The world of tech startups is a vast one globally today and continues to grow exponentially. Just as Moore’s law told us that technological capabilities and speeds would double every two years, it seems the same principle can now be applied to tech start-ups. The time taken to incubate, trial and deliver new technologies and platforms to market is reducing all the time. In fact, the Harvard Business Review reckons “today’s startups are growing about twice as fast as those founded a decade ago.”
Moving faster is an enormous opportunity for the Asian region, where we have seen a significant rise in start-ups in recent years: services like Grab and TradeGecko in Singapore. Many have been snapped up by bigger players, like Google’s acquisition of work chat provider, Pie, for example. But it’s just the tip of the iceberg and much of the change will come through marketing.
Amongst the startups attending TechCrunch Disrupt London (5-6 December), presenting on the main stage and demoing in the “startup alley”, many are working on Artificial Intelligence (AI), bringing AI algorithms and functionality into increasingly diverse mobile apps, continuing to change and disrupt the mobile experience.
The use of AI and machine-learning in marketing has been discussed widely in the industry – from how to market to machine ‘gatekeepers’ (like Cortana, Siri or Alexa) that could provide consumers with relevant brand messages and offers when asked, to the algorithms that power the automated buying and selling of inventory. Through more sophisticated analysis of the huge data streams coursing through advertising technology platforms, machine-learning allows advertisers to be more strategic in their approaches. It allows them to understand what’s working better through greater analysis of trends and insights on attribution platforms and allow much greater freedom to test creatives and adapt them to what works for the most important audiences. AI will also allow the consumer to have more control of what brands can connect with them, when and how.
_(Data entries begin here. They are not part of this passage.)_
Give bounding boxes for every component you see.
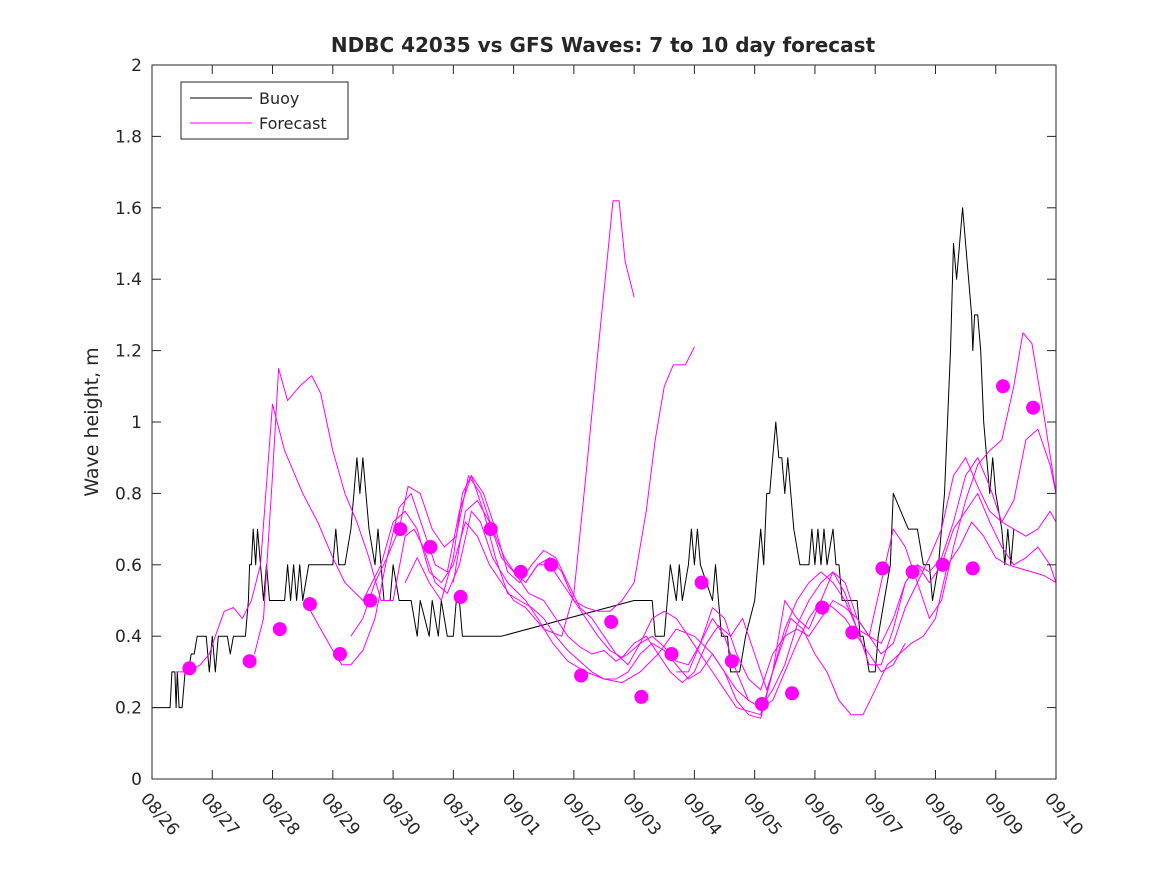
y-tick-label: 2 [131, 56, 142, 76]
forecast-marker [363, 593, 378, 608]
forecast-marker [513, 564, 528, 579]
y-tick-label: 1.8 [115, 127, 142, 147]
forecast-marker [965, 561, 980, 576]
forecast-marker [423, 540, 438, 554]
forecast-marker [905, 564, 920, 579]
forecast-line-5 [404, 475, 1057, 719]
forecast-marker [333, 647, 347, 661]
forecast-marker [604, 614, 619, 629]
forecast-marker [483, 522, 498, 537]
forecast-marker [996, 379, 1010, 394]
chart-title: NDBC 42035 vs GFS Waves: 7 to 10 day for… [331, 33, 876, 57]
forecast-marker [453, 589, 468, 604]
forecast-line-2 [254, 368, 906, 709]
y-tick-label: 0.4 [115, 627, 142, 647]
forecast-marker [815, 600, 830, 615]
y-tick-label: 0 [131, 770, 142, 790]
legend: Buoy Forecast [180, 81, 349, 140]
forecast-marker [634, 689, 649, 704]
y-tick-label: 0.8 [115, 484, 142, 504]
buoy-line [152, 207, 1015, 709]
forecast-marker [694, 575, 709, 590]
legend-buoy-label: Buoy [259, 89, 299, 108]
legend-box [180, 81, 349, 140]
y-axis: 0 0.2 0.4 0.6 0.8 1 1.2 1.4 1.6 1.8 2 [115, 56, 1056, 790]
marker-layer [182, 379, 1041, 711]
forecast-marker [724, 654, 739, 669]
forecast-marker [544, 557, 558, 572]
y-tick-label: 1.6 [115, 199, 142, 219]
y-tick-label: 0.2 [115, 699, 142, 719]
y-tick-label: 1.2 [115, 342, 142, 362]
y-tick-label: 1 [131, 413, 142, 433]
plot-area [152, 65, 1056, 779]
y-tick-label: 0.6 [115, 556, 142, 576]
forecast-line-1 [176, 200, 635, 673]
forecast-marker [242, 654, 257, 669]
forecast-marker [845, 625, 860, 640]
forecast-marker [393, 522, 408, 537]
forecast-marker [272, 622, 287, 637]
forecast-marker [754, 697, 769, 711]
forecast-marker [875, 561, 890, 576]
forecast-marker [785, 686, 799, 701]
forecast-marker [1026, 400, 1041, 415]
legend-forecast-label: Forecast [259, 114, 327, 133]
y-tick-label: 1.4 [115, 270, 142, 290]
y-axis-label: Wave height, m [81, 347, 103, 496]
forecast-marker [302, 597, 317, 612]
forecast-line-8 [676, 428, 1057, 691]
forecast-marker [574, 668, 589, 683]
forecast-marker [182, 661, 197, 676]
forecast-marker [935, 557, 950, 572]
forecast-marker [664, 647, 679, 661]
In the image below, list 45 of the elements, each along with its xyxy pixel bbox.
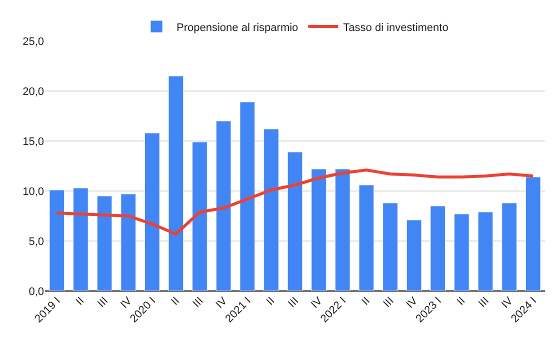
x-tick-label: II xyxy=(74,295,87,308)
bar xyxy=(430,206,446,291)
bar xyxy=(144,132,160,291)
bar xyxy=(406,220,422,291)
x-tick-label: IV xyxy=(214,294,230,311)
x-tick-label: III xyxy=(381,295,396,310)
bar xyxy=(382,202,398,291)
y-tick-label: 0,0 xyxy=(28,286,44,298)
bar xyxy=(120,194,136,291)
bar xyxy=(358,184,374,291)
bar xyxy=(96,196,112,291)
bar xyxy=(454,214,470,291)
x-tick-label: III xyxy=(96,295,111,310)
x-tick-label: II xyxy=(454,295,468,308)
y-tick-label: 5,0 xyxy=(28,236,44,248)
bar xyxy=(240,102,256,291)
y-tick-label: 20,0 xyxy=(22,86,44,98)
x-tick-label: II xyxy=(169,295,182,308)
x-tick-label: III xyxy=(190,295,206,310)
bar xyxy=(525,176,541,291)
bar xyxy=(311,168,326,291)
x-tick-label: IV xyxy=(308,294,326,311)
bar xyxy=(73,188,88,291)
bar xyxy=(478,212,494,291)
bar xyxy=(502,202,517,291)
bar xyxy=(287,152,303,291)
y-tick-label: 25,0 xyxy=(22,36,44,48)
x-tick-label: IV xyxy=(404,294,421,311)
y-tick-label: 15,0 xyxy=(22,136,44,148)
bar xyxy=(168,76,184,291)
line-series xyxy=(55,168,535,236)
x-tick-label: IV xyxy=(499,294,516,311)
x-tick-label: II xyxy=(360,295,372,308)
bar xyxy=(49,190,65,291)
y-tick-label: 10,0 xyxy=(22,186,44,198)
x-tick-label: III xyxy=(476,295,492,310)
legend-label: Tasso di investimento xyxy=(343,22,448,34)
bar xyxy=(216,120,232,291)
bar xyxy=(192,142,208,291)
bar xyxy=(334,168,350,291)
x-tick-label: IV xyxy=(118,294,135,311)
legend-label: Propensione al risparmio xyxy=(176,22,298,34)
x-tick-label: II xyxy=(264,295,278,308)
bar xyxy=(264,128,279,291)
x-tick-label: III xyxy=(286,295,302,310)
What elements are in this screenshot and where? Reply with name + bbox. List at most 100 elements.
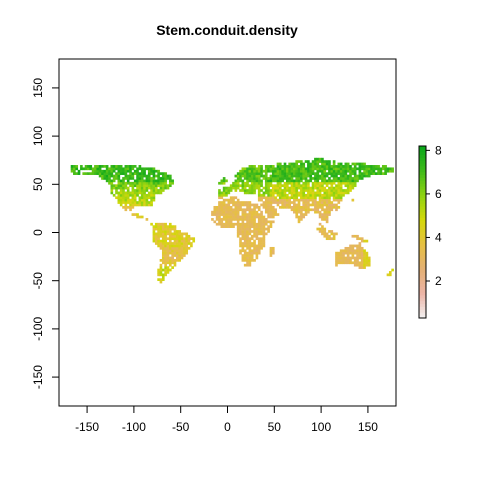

As we see marketers begin to experiment with new ways of using technologies like this (think recent forays into chatbots), they can benefit hugely from being aware of and engaging with new startups that are emerging, and using their 10 per cent of “Next” planning (referring to the “70: Now, 20: New and 10: Next” marketing innovation model) to prepare for the inevitable shift in consumer behaviours. By looking now at what will become mainstream in the medium-to-long term, marketers can plan for the shift in strategy needed to keep up with the rapid pace of change that has given many in the marketing industry sleepless nights since the onset of digital advertising.
It’s an opportunity for Asian start-ups. Many of the world’s self-proclaimed marketing gurus live outside the region, but a third of the world’s consumers live within it. Innovative Asian start-ups can win big-time if they can embrace the AI potential and disrupt the advertising and marketing industries. That’s before we see new VR and AR become mainstream. Another opportunity for the greatest minds in the region to explore the potential.